In fact, the pattern of interaction between gut microbes and the host immune system still needs to be further identified. Three possible ideas have been proposed:
(1) via T cell responses induced by microbial antigens,
(2) via the involvement of pattern recognition receptors, and
(3) via small molecules produced by microbial metabolism [47]
Meanwhile, probiotics, as a kind of microbe promoting human health, can inhibit the proliferation of tumor cells through regulating gut microbiome [48] and immune regulation [49,50].

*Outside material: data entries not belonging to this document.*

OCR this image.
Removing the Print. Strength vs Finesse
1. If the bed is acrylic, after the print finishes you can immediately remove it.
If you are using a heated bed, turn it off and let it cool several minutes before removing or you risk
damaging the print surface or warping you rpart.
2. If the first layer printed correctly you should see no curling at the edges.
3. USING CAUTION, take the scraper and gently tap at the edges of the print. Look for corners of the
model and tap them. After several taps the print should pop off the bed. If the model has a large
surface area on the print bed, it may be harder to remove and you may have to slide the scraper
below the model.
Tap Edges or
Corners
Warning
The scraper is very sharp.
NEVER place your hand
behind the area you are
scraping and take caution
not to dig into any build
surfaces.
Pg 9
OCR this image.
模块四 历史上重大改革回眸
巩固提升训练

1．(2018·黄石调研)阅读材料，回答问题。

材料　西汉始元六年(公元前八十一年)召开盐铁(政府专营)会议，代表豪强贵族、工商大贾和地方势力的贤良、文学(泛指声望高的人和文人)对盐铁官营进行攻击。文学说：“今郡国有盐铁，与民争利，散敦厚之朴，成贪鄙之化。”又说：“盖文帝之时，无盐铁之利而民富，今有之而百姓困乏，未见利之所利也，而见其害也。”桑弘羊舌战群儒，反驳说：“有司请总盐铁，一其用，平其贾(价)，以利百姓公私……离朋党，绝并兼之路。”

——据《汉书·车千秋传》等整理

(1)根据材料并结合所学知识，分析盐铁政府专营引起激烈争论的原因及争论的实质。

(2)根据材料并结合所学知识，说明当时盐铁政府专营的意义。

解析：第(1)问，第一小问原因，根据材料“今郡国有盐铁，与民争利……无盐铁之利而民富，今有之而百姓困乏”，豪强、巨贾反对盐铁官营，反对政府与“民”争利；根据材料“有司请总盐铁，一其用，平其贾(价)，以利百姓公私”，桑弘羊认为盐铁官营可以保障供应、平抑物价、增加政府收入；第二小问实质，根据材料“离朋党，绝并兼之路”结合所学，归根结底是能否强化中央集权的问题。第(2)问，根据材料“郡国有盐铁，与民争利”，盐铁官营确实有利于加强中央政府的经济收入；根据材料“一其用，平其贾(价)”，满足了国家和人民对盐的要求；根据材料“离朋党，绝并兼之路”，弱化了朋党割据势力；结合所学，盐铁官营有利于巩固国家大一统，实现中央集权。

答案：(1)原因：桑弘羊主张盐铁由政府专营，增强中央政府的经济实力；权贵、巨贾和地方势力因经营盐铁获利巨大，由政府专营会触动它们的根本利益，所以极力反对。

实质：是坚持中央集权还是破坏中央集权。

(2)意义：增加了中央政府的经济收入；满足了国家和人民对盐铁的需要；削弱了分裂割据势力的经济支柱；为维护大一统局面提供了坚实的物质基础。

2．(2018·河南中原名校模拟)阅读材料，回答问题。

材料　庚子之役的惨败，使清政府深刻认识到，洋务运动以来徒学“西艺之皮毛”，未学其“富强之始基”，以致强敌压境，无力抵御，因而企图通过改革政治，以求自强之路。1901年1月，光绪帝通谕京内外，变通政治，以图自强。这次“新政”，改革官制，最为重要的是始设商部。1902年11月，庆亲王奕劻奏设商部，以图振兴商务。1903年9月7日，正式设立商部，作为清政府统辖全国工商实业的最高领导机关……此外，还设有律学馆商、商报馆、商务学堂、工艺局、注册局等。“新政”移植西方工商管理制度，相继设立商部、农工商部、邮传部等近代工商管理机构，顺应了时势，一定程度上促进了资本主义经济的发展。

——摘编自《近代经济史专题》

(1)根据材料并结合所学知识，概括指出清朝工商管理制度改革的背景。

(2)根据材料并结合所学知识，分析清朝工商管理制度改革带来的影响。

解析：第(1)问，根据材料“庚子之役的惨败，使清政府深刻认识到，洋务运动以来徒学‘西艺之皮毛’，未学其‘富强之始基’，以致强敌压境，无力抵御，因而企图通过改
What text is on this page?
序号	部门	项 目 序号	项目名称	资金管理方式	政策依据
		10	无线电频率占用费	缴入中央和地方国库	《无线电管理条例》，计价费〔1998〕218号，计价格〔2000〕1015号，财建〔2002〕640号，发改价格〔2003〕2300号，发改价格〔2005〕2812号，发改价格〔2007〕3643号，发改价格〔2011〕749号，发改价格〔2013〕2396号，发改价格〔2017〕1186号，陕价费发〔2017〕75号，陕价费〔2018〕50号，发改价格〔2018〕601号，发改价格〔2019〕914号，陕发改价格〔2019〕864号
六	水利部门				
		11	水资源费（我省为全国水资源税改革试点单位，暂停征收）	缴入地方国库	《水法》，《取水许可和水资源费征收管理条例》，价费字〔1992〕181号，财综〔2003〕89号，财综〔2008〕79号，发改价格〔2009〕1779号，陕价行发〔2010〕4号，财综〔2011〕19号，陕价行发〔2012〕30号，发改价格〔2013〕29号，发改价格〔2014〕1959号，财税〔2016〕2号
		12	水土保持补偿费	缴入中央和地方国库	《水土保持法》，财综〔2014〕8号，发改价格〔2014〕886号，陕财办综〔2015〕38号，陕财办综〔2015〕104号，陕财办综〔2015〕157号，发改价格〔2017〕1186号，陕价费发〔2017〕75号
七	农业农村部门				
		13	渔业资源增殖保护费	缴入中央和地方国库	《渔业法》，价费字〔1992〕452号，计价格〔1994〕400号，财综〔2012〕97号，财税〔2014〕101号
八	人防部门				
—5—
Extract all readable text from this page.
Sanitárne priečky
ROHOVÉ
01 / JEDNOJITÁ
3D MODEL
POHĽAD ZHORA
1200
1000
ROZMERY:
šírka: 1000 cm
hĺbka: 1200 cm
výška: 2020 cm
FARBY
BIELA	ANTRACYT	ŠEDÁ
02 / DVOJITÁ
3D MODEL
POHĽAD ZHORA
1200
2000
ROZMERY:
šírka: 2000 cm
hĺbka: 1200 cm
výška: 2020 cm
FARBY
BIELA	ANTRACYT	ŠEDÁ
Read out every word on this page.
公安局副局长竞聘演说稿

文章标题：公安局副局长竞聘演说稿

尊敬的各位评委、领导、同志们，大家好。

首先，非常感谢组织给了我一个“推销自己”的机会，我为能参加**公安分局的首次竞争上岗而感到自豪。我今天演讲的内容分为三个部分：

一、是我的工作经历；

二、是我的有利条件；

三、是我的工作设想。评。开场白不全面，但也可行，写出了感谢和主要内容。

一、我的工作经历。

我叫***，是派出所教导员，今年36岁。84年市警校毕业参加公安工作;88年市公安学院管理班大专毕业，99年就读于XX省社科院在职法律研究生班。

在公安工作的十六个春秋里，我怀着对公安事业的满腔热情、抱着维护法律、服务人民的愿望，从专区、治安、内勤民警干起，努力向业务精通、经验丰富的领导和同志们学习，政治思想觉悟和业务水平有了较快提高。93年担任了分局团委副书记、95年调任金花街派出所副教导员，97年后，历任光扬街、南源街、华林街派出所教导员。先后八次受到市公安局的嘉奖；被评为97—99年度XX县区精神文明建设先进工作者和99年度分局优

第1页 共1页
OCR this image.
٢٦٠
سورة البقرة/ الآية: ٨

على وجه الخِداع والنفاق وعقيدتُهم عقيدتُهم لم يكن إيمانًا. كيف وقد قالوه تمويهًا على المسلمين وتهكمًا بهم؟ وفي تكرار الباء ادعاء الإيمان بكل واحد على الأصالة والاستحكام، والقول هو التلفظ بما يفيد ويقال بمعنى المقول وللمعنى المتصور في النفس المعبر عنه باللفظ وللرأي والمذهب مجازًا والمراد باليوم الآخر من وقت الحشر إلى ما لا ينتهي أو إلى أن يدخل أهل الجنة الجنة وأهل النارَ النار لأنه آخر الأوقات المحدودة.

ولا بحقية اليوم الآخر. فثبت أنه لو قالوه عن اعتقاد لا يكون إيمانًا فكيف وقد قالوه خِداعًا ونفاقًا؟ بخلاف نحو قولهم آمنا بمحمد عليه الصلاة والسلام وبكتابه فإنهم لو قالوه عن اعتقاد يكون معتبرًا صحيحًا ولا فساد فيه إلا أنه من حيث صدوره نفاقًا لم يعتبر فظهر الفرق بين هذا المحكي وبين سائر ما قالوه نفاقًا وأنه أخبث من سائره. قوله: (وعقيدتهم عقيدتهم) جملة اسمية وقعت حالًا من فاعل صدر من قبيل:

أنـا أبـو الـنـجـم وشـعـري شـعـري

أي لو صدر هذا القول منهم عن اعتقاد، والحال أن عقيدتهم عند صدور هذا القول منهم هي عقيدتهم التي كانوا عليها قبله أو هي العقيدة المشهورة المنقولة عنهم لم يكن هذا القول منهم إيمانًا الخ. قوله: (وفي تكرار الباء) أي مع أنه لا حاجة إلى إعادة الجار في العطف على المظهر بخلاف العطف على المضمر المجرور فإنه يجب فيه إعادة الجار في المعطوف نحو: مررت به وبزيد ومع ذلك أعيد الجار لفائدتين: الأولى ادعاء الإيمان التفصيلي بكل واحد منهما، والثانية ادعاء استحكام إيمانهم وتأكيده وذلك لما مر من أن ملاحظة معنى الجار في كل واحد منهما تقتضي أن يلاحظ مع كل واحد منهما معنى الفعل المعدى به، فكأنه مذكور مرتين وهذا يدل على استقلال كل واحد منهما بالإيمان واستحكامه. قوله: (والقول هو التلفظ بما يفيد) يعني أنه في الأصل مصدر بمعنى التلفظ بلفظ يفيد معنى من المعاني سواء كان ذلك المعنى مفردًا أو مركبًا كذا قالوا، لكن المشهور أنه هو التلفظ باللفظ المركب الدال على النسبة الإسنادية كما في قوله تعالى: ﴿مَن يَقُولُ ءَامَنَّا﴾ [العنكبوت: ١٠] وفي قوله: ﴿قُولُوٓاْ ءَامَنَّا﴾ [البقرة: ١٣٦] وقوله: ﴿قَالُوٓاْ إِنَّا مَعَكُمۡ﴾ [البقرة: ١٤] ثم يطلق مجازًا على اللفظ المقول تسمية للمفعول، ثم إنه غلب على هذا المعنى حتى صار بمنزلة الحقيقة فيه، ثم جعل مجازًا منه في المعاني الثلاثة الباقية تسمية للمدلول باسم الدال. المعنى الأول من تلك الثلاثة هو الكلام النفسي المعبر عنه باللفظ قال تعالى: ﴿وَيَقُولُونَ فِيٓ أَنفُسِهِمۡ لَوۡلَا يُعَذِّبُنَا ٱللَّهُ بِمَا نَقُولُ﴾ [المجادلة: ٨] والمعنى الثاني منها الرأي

The remarkably decreased expression of the inflammatory cytokine IL-17 in tumors was closely affiliated with the inhibition of Th17 cell population and Th17 cell infiltration in intestinal and peripheral circulation. Probiotics supplementation also helped upregulate the expression of the anti-inflammatory cytokines IL-10, IL-13, and IL-27 [51].

Conclusion

Although PD-1/PD-L1 blocking immunotherapy has shown great promise in the treatment of various advanced cancers, there are still many difficulties, and there is still a long way to go to improve the efficacy of PD-1/PD-L1 blocking therapy comprehensively and individually. Given the complexity of the interaction between cancer and the immune system, multi-drug combination therapy may be a better option than single-drug therapy. For example, the coadministration of PD-1/PD-L1 blockade with tumor necrosis factor inhibitors [52,53], metformin [54], anti-VEGF drugs [55], or other immune checkpoint inhibitors (such as CXCR4[56]) has been verified to amplify anti-tumor efficacy and reduce toxicity. With the further study of gut microbiome and immunotherapy biomarkers, researchers will open more new research fields and directions in tumor immunotherapy. In all, with mechanisms responsible for resistance continuing to be characterized, therapies can be personalized and change in real time according to patients’ responses and condition, effectively overcoming relapse. More comprehensive and personalized treatment strategies are bound to contribute to more and more patients.